Coming to Wellington for the New Zealand Festival 2002 in March is Failing Kansas, Mikel Rouse's one-man opera that uses as its broad storyline the sensational murder of the Clutter family in Kansas in 1959, which was the basis for Truman Capote's "non-fiction novel" In Cold Blood.
With films by Cliff Baldwin, Rouse takes his audience into the nightmare that was these murders in a small town in the Midwest, but also carves out a distinctive kind of opera which, as with Moran's Manson Family, evokes, rather than lays bare, the story through a series of songs and images which enter the minds of the killers.

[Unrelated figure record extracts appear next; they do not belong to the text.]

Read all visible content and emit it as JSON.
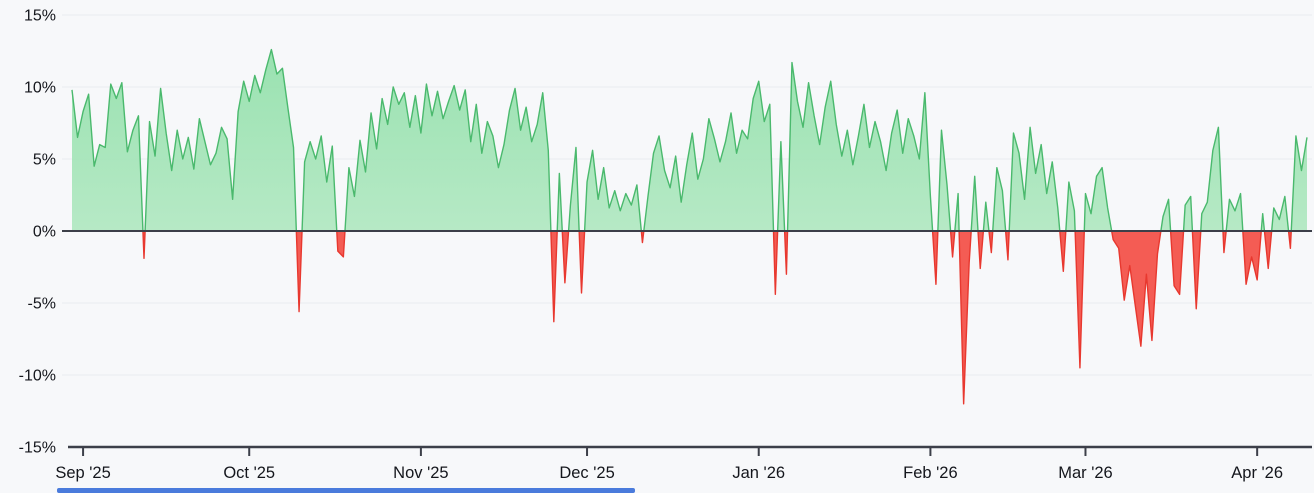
{
  "page": {
    "background": "#f7f8fa"
  },
  "chart_data": {
    "type": "area",
    "title": "",
    "xlabel": "",
    "ylabel": "",
    "ylim": [
      -15,
      15
    ],
    "grid": "horizontal",
    "legend": "none",
    "y_tick_labels": [
      "15%",
      "10%",
      "5%",
      "0%",
      "-5%",
      "-10%",
      "-15%"
    ],
    "y_tick_values": [
      15,
      10,
      5,
      0,
      -5,
      -10,
      -15
    ],
    "x_tick_labels": [
      "Sep '25",
      "Oct '25",
      "Nov '25",
      "Dec '25",
      "Jan '26",
      "Feb '26",
      "Mar '26",
      "Apr '26"
    ],
    "x_tick_indices": [
      2,
      32,
      63,
      93,
      124,
      155,
      183,
      214
    ],
    "colors": {
      "positive_line": "#4ab96d",
      "positive_fill_top": "#8fdfa8",
      "positive_fill_bottom": "#c9efd3",
      "negative_line": "#e8382f",
      "negative_fill": "#f4453c",
      "zero_line": "#3c3f49",
      "axis": "#3c3f49",
      "grid": "#e9ebf0",
      "text": "#14161c"
    },
    "values": [
      9.8,
      6.5,
      8.3,
      9.5,
      4.5,
      6.0,
      5.8,
      10.2,
      9.2,
      10.3,
      5.5,
      7.0,
      8.0,
      -1.9,
      7.6,
      5.2,
      9.9,
      6.8,
      4.2,
      7.0,
      5.0,
      6.5,
      4.3,
      7.8,
      6.2,
      4.6,
      5.4,
      7.2,
      6.4,
      2.2,
      8.3,
      10.4,
      9.0,
      10.8,
      9.6,
      11.2,
      12.6,
      10.9,
      11.3,
      8.5,
      5.8,
      -5.6,
      4.8,
      6.2,
      5.0,
      6.6,
      3.4,
      5.9,
      -1.4,
      -1.8,
      4.4,
      2.4,
      6.3,
      4.1,
      8.2,
      5.7,
      9.2,
      7.4,
      10.0,
      8.8,
      9.6,
      7.2,
      9.4,
      6.8,
      10.2,
      8.0,
      9.7,
      7.8,
      9.0,
      10.1,
      8.4,
      9.8,
      6.2,
      8.8,
      5.4,
      7.6,
      6.6,
      4.4,
      6.0,
      8.4,
      9.9,
      7.0,
      8.6,
      6.2,
      7.4,
      9.6,
      5.6,
      -6.3,
      4.0,
      -3.6,
      1.8,
      5.8,
      -4.3,
      3.4,
      5.6,
      2.2,
      4.4,
      1.6,
      2.8,
      1.4,
      2.6,
      1.8,
      3.2,
      -0.8,
      2.4,
      5.4,
      6.6,
      4.2,
      3.0,
      5.2,
      2.0,
      4.6,
      6.8,
      3.6,
      5.0,
      7.8,
      6.4,
      4.8,
      6.2,
      8.2,
      5.4,
      7.0,
      6.4,
      9.2,
      10.4,
      7.6,
      8.8,
      -4.4,
      6.2,
      -3.0,
      11.7,
      9.0,
      7.2,
      10.3,
      8.0,
      6.0,
      8.6,
      10.4,
      7.4,
      5.2,
      7.0,
      4.6,
      6.6,
      8.8,
      5.8,
      7.6,
      6.2,
      4.2,
      6.8,
      8.4,
      5.4,
      7.8,
      6.6,
      5.0,
      9.6,
      2.4,
      -3.7,
      7.0,
      3.2,
      -1.8,
      2.6,
      -12,
      -2.2,
      3.8,
      -2.6,
      2.0,
      -1.5,
      4.4,
      2.8,
      -2.0,
      6.8,
      5.4,
      2.2,
      7.2,
      4.0,
      6.0,
      2.6,
      4.8,
      1.6,
      -2.8,
      3.4,
      1.4,
      -9.5,
      2.6,
      1.2,
      3.8,
      4.4,
      1.6,
      -0.6,
      -1.2,
      -4.8,
      -2.4,
      -5.2,
      -8.0,
      -3.0,
      -7.6,
      -1.6,
      1.0,
      2.2,
      -3.8,
      -4.4,
      1.8,
      2.4,
      -5.4,
      1.2,
      2.0,
      5.6,
      7.2,
      -1.5,
      2.2,
      1.4,
      2.6,
      -3.7,
      -1.8,
      -3.4,
      1.2,
      -2.6,
      1.6,
      0.8,
      2.4,
      -1.2,
      6.6,
      4.2,
      6.5
    ]
  },
  "scrollbar": {
    "color": "#4a7bdc"
  }
}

Failing Kansas, says LA Times critic Mark Swed, "manipulates a more vernacular American musical style into a complex, non-narrative exploration of such dark American complexities, just the dark complexities that we hope our westerns will simplify.
"Opera deals with higher truths. And the particular path that Rouse is exploring has much promise for the advancement of a new and, in its own right, distinctly American art form."
Another musician whose distinctly American style will be heard at the festival is Laurie Anderson, whose music provides the soundtrack to Robert Lepage's production The Far Side of the Moon.
Another one-man show (the performer is Yves Jacques), Far Side is a journey into the relationships between two estranged astronaut brothers, one on each side of the east/west political divide, and comes with ingenious and effective staging.
The Hilliard Ensemble from Britain found a new audience when record producer Manfred Eicher suggested an unexpected pairing with Norwegian saxophonist Jan Garbarek, whose chilly and ethereal tone had impressed jazz and world music audiences alike for the past 20 years. The album they recorded together, Officium, was an unexpected hit and reviewers and public alike were thrilled by the sound of saxophone weaving in and out of the vocal ensemble. A further album, Mnemosyne, confirmed the worth of the experiment.
While Garbarek appeared at the festival two years ago, this time he's with the ensemble, which will also be featured in their own concert of plainsong works and those by contemporary composers.
Coming at music from an angle is the speciality of jazz pianist Monty Alexander, who has worked alongside Frank Sinatra, Miles Davis and Dizzy Gillespie. Born in Jamaica, he brings reggae and funk influences and he has successfully played jazz in a reggae style with guitarist Ernest Ranglin. Alexander brings his own trio to the festival - catch him and see what he's up to would seem the best advice.
The festival also features several other artists from diverse cultures: Misia from Portugal specialises in fado, the popular folk music of the region; acclaimed Indian mandolin player U. Shrinivas brings his small ensemble for concerts which straddle the worlds of Indian classical music and jazz; Baobab and Cutumba Septeto from Cuba present high energy, percussion-driven rhythms; Argentinian bandoneon player Cesar Olguin performs the music of Astor Piazzolla and his countryman Nestor Marconi explores his own flavours on bandoneon; and Virginia Rodrigues brings the diverse sounds of Brazil to the concert stage.
And there's much more besides - traditional music from Mexico and surf-rock from Croatia, and a swag of locals.
Music from the margins, and then some.